A service offered by Experian allows individuals who rent from a landlord or property management company (that does not already report data) to sign up through a rent payment service working with Experian RentBureau. This service allows rent payments to be collected electronically while having the ability to report your rental payment history to Experian RentBureau.

If this is not an option, there are other rent-reporting services that can help boost your credit, but it comes at a cost. Using a third-party rent payment service may not be the most cost effective method to build your credit, but it is an option worth considering.

Apply for a store card

Tread carefully with this one, because you don’t want to get yourself in financial trouble with a store credit card. However, credit cards offered by stores are usually easier to qualify for than standard credit cards. If you frequent a certain grocery store, for example, consider signing up for the store credit card to build credit while you are shopping for groceries each month.

Trips to the grocery store are expenses you are going to have no matter what, so it could benefit you in the long run to exchange your debit card for the store credit card. Keep in mind that store cards tend to have higher interest rates and lower credit limits than traditional credit cards.

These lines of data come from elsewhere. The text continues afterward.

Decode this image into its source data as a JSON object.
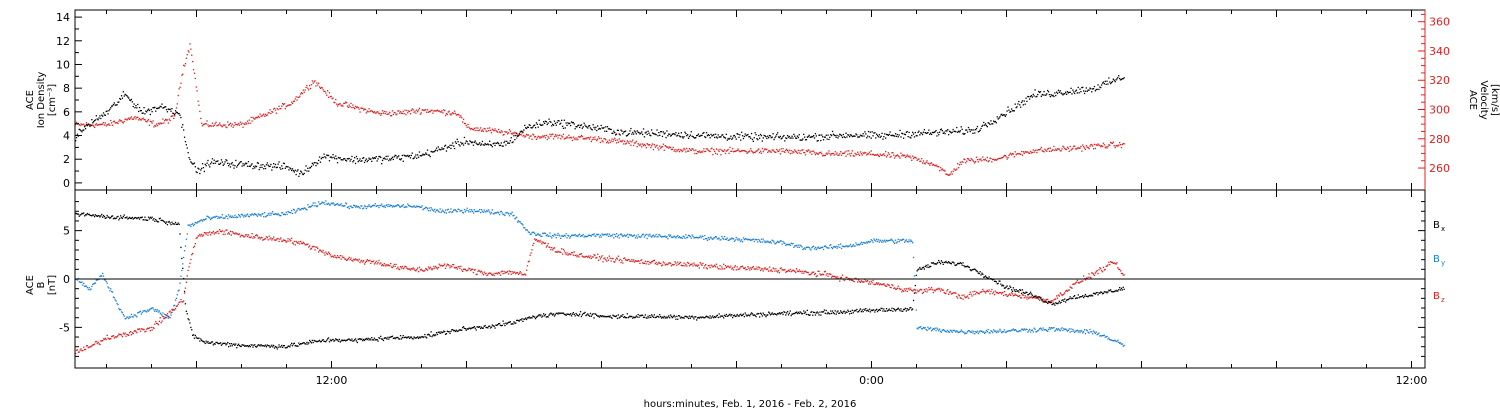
{
  "figure": {
    "xlabel": "hours:minutes, Feb.  1, 2016 - Feb.  2, 2016",
    "x_tick_labels": [
      {
        "hour": 12,
        "label": "12:00"
      },
      {
        "hour": 24,
        "label": "0:00"
      },
      {
        "hour": 36,
        "label": "12:00"
      }
    ],
    "xlim_hours": [
      6.3,
      36.3
    ],
    "data_end_hour": 29.6
  },
  "chart_data": [
    {
      "type": "scatter",
      "panel": "top",
      "ylabel_left": [
        "ACE",
        "Ion Density",
        "[cm⁻³]"
      ],
      "ylabel_right": [
        "ACE",
        "Velocity",
        "[km/s]"
      ],
      "ylim_left": [
        -0.6,
        14.6
      ],
      "yticks_left": [
        0,
        2,
        4,
        6,
        8,
        10,
        12,
        14
      ],
      "ylim_right": [
        245,
        368
      ],
      "yticks_right": [
        260,
        280,
        300,
        320,
        340,
        360
      ],
      "series": [
        {
          "name": "Ion Density",
          "axis": "left",
          "color": "#000000",
          "points": [
            [
              6.3,
              4.0
            ],
            [
              6.6,
              5.0
            ],
            [
              7.0,
              6.0
            ],
            [
              7.4,
              7.5
            ],
            [
              7.8,
              6.0
            ],
            [
              8.2,
              6.5
            ],
            [
              8.6,
              6.0
            ],
            [
              8.85,
              2.0
            ],
            [
              9.0,
              1.0
            ],
            [
              9.3,
              1.8
            ],
            [
              10.0,
              1.6
            ],
            [
              11.0,
              1.4
            ],
            [
              11.3,
              0.8
            ],
            [
              11.8,
              2.3
            ],
            [
              12.5,
              2.0
            ],
            [
              13.3,
              2.1
            ],
            [
              14.0,
              2.4
            ],
            [
              14.5,
              3.0
            ],
            [
              15.0,
              3.6
            ],
            [
              15.4,
              3.2
            ],
            [
              15.9,
              3.4
            ],
            [
              16.3,
              4.7
            ],
            [
              16.8,
              5.2
            ],
            [
              17.5,
              4.9
            ],
            [
              18.5,
              4.3
            ],
            [
              19.5,
              4.2
            ],
            [
              20.5,
              4.0
            ],
            [
              21.5,
              3.9
            ],
            [
              22.5,
              3.9
            ],
            [
              23.5,
              4.1
            ],
            [
              24.2,
              4.0
            ],
            [
              24.8,
              4.2
            ],
            [
              25.5,
              4.3
            ],
            [
              26.3,
              4.5
            ],
            [
              26.8,
              5.6
            ],
            [
              27.2,
              6.5
            ],
            [
              27.6,
              7.5
            ],
            [
              28.0,
              7.6
            ],
            [
              28.4,
              7.8
            ],
            [
              28.9,
              8.0
            ],
            [
              29.6,
              9.0
            ]
          ]
        },
        {
          "name": "Velocity",
          "axis": "right",
          "color": "#e02020",
          "points": [
            [
              6.3,
              290
            ],
            [
              7.0,
              290
            ],
            [
              7.6,
              295
            ],
            [
              8.1,
              290
            ],
            [
              8.5,
              295
            ],
            [
              8.7,
              330
            ],
            [
              8.85,
              345
            ],
            [
              9.1,
              290
            ],
            [
              10.0,
              290
            ],
            [
              10.6,
              298
            ],
            [
              11.1,
              305
            ],
            [
              11.6,
              320
            ],
            [
              12.1,
              305
            ],
            [
              13.0,
              298
            ],
            [
              13.5,
              298
            ],
            [
              14.0,
              300
            ],
            [
              14.8,
              298
            ],
            [
              15.0,
              288
            ],
            [
              16.0,
              284
            ],
            [
              16.5,
              282
            ],
            [
              17.0,
              282
            ],
            [
              18.0,
              280
            ],
            [
              19.0,
              276
            ],
            [
              20.0,
              272
            ],
            [
              21.0,
              272
            ],
            [
              22.0,
              272
            ],
            [
              23.0,
              270
            ],
            [
              24.0,
              270
            ],
            [
              24.8,
              268
            ],
            [
              25.4,
              263
            ],
            [
              25.7,
              255
            ],
            [
              26.0,
              265
            ],
            [
              26.8,
              267
            ],
            [
              27.5,
              272
            ],
            [
              28.5,
              274
            ],
            [
              29.2,
              276
            ],
            [
              29.6,
              276
            ]
          ]
        }
      ]
    },
    {
      "type": "scatter",
      "panel": "bottom",
      "ylabel_left": [
        "ACE",
        "B",
        "[nT]"
      ],
      "ylim": [
        -9.2,
        9.2
      ],
      "yticks": [
        -5,
        0,
        5
      ],
      "series": [
        {
          "name": "Bx",
          "label": "B",
          "subscript": "x",
          "color": "#000000",
          "points": [
            [
              6.3,
              6.8
            ],
            [
              7.0,
              6.5
            ],
            [
              7.5,
              6.4
            ],
            [
              8.0,
              6.3
            ],
            [
              8.3,
              6.0
            ],
            [
              8.6,
              5.8
            ],
            [
              8.75,
              -3.0
            ],
            [
              8.9,
              -5.8
            ],
            [
              9.2,
              -6.5
            ],
            [
              10.0,
              -6.8
            ],
            [
              11.0,
              -6.9
            ],
            [
              11.5,
              -6.5
            ],
            [
              12.0,
              -6.2
            ],
            [
              12.5,
              -6.3
            ],
            [
              13.0,
              -6.1
            ],
            [
              14.0,
              -5.9
            ],
            [
              14.8,
              -5.2
            ],
            [
              15.5,
              -4.8
            ],
            [
              16.0,
              -4.5
            ],
            [
              16.5,
              -3.8
            ],
            [
              17.0,
              -3.6
            ],
            [
              17.5,
              -3.5
            ],
            [
              18.0,
              -3.8
            ],
            [
              19.0,
              -3.8
            ],
            [
              20.0,
              -3.9
            ],
            [
              21.0,
              -3.7
            ],
            [
              22.0,
              -3.5
            ],
            [
              23.0,
              -3.4
            ],
            [
              24.0,
              -3.2
            ],
            [
              24.9,
              -3.0
            ],
            [
              25.0,
              1.0
            ],
            [
              25.5,
              1.8
            ],
            [
              26.0,
              1.6
            ],
            [
              26.5,
              0.5
            ],
            [
              27.0,
              -0.8
            ],
            [
              27.5,
              -1.5
            ],
            [
              28.0,
              -2.5
            ],
            [
              28.5,
              -1.8
            ],
            [
              29.0,
              -1.5
            ],
            [
              29.6,
              -0.9
            ]
          ]
        },
        {
          "name": "By",
          "label": "B",
          "subscript": "y",
          "color": "#1a7fd6",
          "points": [
            [
              6.3,
              0.2
            ],
            [
              6.6,
              -1.0
            ],
            [
              6.9,
              0.5
            ],
            [
              7.4,
              -4.0
            ],
            [
              8.0,
              -3.0
            ],
            [
              8.4,
              -4.0
            ],
            [
              8.6,
              -1.0
            ],
            [
              8.8,
              5.5
            ],
            [
              9.2,
              6.3
            ],
            [
              10.0,
              6.6
            ],
            [
              11.0,
              6.8
            ],
            [
              11.8,
              8.0
            ],
            [
              12.5,
              7.5
            ],
            [
              13.0,
              7.6
            ],
            [
              13.8,
              7.6
            ],
            [
              14.5,
              7.0
            ],
            [
              15.0,
              7.2
            ],
            [
              15.5,
              7.0
            ],
            [
              16.0,
              6.8
            ],
            [
              16.4,
              4.8
            ],
            [
              17.0,
              4.5
            ],
            [
              18.0,
              4.6
            ],
            [
              19.0,
              4.5
            ],
            [
              20.0,
              4.4
            ],
            [
              21.0,
              4.2
            ],
            [
              22.0,
              3.8
            ],
            [
              22.5,
              3.3
            ],
            [
              23.0,
              3.3
            ],
            [
              23.5,
              3.5
            ],
            [
              24.0,
              4.0
            ],
            [
              24.6,
              4.0
            ],
            [
              24.9,
              4.0
            ],
            [
              25.0,
              -5.0
            ],
            [
              25.5,
              -5.2
            ],
            [
              26.0,
              -5.4
            ],
            [
              27.0,
              -5.3
            ],
            [
              28.0,
              -5.1
            ],
            [
              29.0,
              -5.5
            ],
            [
              29.6,
              -6.8
            ]
          ]
        },
        {
          "name": "Bz",
          "label": "B",
          "subscript": "z",
          "color": "#e02020",
          "points": [
            [
              6.3,
              -7.5
            ],
            [
              6.6,
              -7.0
            ],
            [
              7.0,
              -6.0
            ],
            [
              7.5,
              -5.5
            ],
            [
              8.0,
              -5.0
            ],
            [
              8.5,
              -3.0
            ],
            [
              8.7,
              -2.0
            ],
            [
              8.8,
              1.0
            ],
            [
              9.0,
              4.5
            ],
            [
              9.5,
              5.0
            ],
            [
              10.0,
              4.6
            ],
            [
              10.5,
              4.3
            ],
            [
              11.0,
              4.1
            ],
            [
              11.5,
              3.5
            ],
            [
              12.0,
              2.5
            ],
            [
              12.5,
              2.0
            ],
            [
              13.0,
              1.8
            ],
            [
              13.5,
              1.2
            ],
            [
              14.0,
              1.0
            ],
            [
              14.5,
              1.5
            ],
            [
              15.0,
              1.0
            ],
            [
              15.5,
              0.6
            ],
            [
              16.0,
              0.8
            ],
            [
              16.3,
              0.5
            ],
            [
              16.5,
              4.2
            ],
            [
              17.0,
              3.0
            ],
            [
              17.5,
              2.5
            ],
            [
              18.0,
              2.2
            ],
            [
              19.0,
              1.8
            ],
            [
              20.0,
              1.5
            ],
            [
              21.0,
              1.2
            ],
            [
              22.0,
              1.0
            ],
            [
              23.0,
              0.5
            ],
            [
              23.5,
              0.0
            ],
            [
              24.0,
              -0.3
            ],
            [
              24.5,
              -0.8
            ],
            [
              25.0,
              -1.2
            ],
            [
              25.5,
              -1.0
            ],
            [
              26.0,
              -1.8
            ],
            [
              26.5,
              -1.2
            ],
            [
              27.0,
              -1.5
            ],
            [
              27.5,
              -1.8
            ],
            [
              28.0,
              -2.2
            ],
            [
              28.5,
              -0.5
            ],
            [
              29.0,
              0.8
            ],
            [
              29.4,
              1.8
            ],
            [
              29.6,
              0.2
            ]
          ]
        }
      ]
    }
  ]
}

If you do decide to go this route to begin your credit journey, establish a strategy to pay off your entire balance each month. If you don’t, you may be hit with high interest charges — and that will hurt your credit score, not help it.

The bottom line

After opening your first line of credit — in whatever form that may be — it’s important to adopt smart financial habits in order to build a strong credit history. You can do this by keeping your balance low and making on-time payments each month. It may take a few months before your payment history can generate a credit score, but it is always better to start working on building your credit before you actually need it.